There's a lot more to it, but I'm still recovering and have repressed a
lot of memories of that project from hell. And, no, the project isn't
fully operational after all that. I mean, just take the Content Manager
portion of the problem aside for a moment. You have $bignum images,
each of which has a serial number (no filenames). It's a two-banana
problem to find an efficient way to store and retrieve those images
using a single SQL table, a hash function, and an assload of
directories. Integrating with Content Manager took eight MONTHS.
Seriously, I've considered putting together a short book called "Good
Enough For Goverment Work: IT Boondoggles in the Public Sector". I have
enough stories to fill a chapter or two. I'm sure other folks do, as
Now, where did I put that Scotch....
 This wins my vote for "shittiest software product on the planet".
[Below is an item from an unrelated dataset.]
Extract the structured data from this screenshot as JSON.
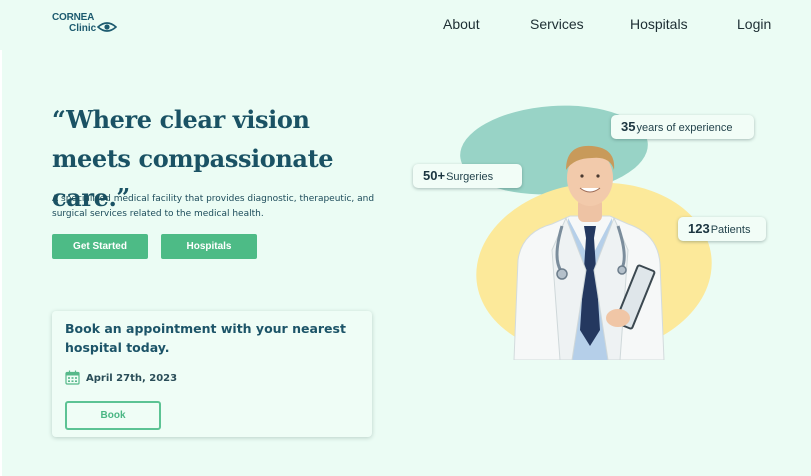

Yes, it beats out Windows ME, ancient versions of dBase, SCO
OpenDesktop, Outlook Express, and Microsoft Exchange. Anything it
can get wrong, it gets wrong.
 Like when an IBM contractor spent two weeks rewriting the spooler
in TCL because he was -convinced- that AIX's print subsystem
wouldn't DTRT if the printer or the server was downed while jobs
were in the spool. Or the Price-Waterhouse contractor that
reimplemented cron in Java because "IBM would never approve of using
a platform-specific tool like cron".
 Inside of which he called the system spooler!!
Jonathan Patschke ) "Buy the best there is, because it's sorry enough."